Rogers, who served as head of the National Security Agency (NSA) until his retirement in 2018, according to Politico, has spoken of abuses of the Foreign Intelligence Surveillance Act (FISA) in the past; in 2016, Rogers brought to the FISA court’s attention an NSA inspector general’s report revealing the agency had violated FISA laws in its handling of data mined from the internet relating to American citizens, according to the Examiner.
The NSA subsequently changed its method of operation, something that Rogers testified about before the Senate Intelligence Committee in 2017.

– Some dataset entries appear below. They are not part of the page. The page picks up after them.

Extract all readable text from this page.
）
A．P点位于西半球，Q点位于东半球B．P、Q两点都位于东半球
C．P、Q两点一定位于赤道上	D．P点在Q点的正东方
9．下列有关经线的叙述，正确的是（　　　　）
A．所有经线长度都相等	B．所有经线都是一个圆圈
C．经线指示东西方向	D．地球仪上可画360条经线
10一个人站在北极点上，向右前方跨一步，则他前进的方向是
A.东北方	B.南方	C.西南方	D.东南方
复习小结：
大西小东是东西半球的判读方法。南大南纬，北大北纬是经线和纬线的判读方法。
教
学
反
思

“[I felt] that in doing this we were going to lose some intelligence value, but my concern was I just felt it was important — we needed to be able to show that we are fully compliant with the law,” he told the Senate at the time, according to the Examiner.
Rogers forges his own path
Rogers again made headlines in 2018 when he broke with other intelligence officials by not objecting to the revocation of former CIA Director John Brennan’s security clearance, according to The Washington Times.

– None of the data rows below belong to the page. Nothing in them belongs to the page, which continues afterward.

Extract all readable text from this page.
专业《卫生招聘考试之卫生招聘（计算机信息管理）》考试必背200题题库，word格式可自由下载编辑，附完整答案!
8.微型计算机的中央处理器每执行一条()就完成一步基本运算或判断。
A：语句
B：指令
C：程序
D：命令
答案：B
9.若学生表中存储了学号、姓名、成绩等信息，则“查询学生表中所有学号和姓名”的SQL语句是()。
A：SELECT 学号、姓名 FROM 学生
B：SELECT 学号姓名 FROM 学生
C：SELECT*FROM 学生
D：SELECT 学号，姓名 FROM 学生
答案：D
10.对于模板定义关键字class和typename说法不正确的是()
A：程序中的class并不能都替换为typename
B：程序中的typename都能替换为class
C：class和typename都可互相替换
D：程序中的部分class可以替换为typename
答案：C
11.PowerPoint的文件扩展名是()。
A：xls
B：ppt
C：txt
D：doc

The White House announced in August 2018 that Brennan was being stripped of his clearance for making “unfounded and outrageous” claims about the Trump administration, Reuters reported.
“Mr. Brennan has recently leveraged his status as a former high-ranking official with access to highly sensitive information to make a series of unfounded and outrageous allegations — wild outbursts on the internet and television — about this administration,” President Donald Trump said in a statement at the time.
Durham pushes forward
How big of a role Rogers will play in Durham’s investigation likely won’t be clear for some time. Attorney General Bill Barr has predicted that Durham probably won’t wrap up his investigation until the spring of 2020 at the earliest.
The Justice Department head made that statement in an interview earlier this month with NBC’s Pete Williams, where Barr also talked about the focus of Durham’s work and his belief that the entire Trump–Russia probe was improperly predicated.
“He’s looking at the issue of how it got started,” Barr said of Durham. “He’s looking at whether or not the narrative of Trump being involved in the Russian interference actually preceded July and was in fact the precipitating trigger for the investigation, and he’s also looking at the conduct of the investigation.”
Barr went on to say that the case against then-president-elect Trump “collapsed after the election, and they never told the court.”
“And they kept on getting renewals on the applications,” Barr lamented, according to ABC News. “There were documents falsified in order to get the renewals. There was all kinds of withholding of information from the court. And the question really is: What was the agenda after the election that kept them pressing ahead after their case collapsed?”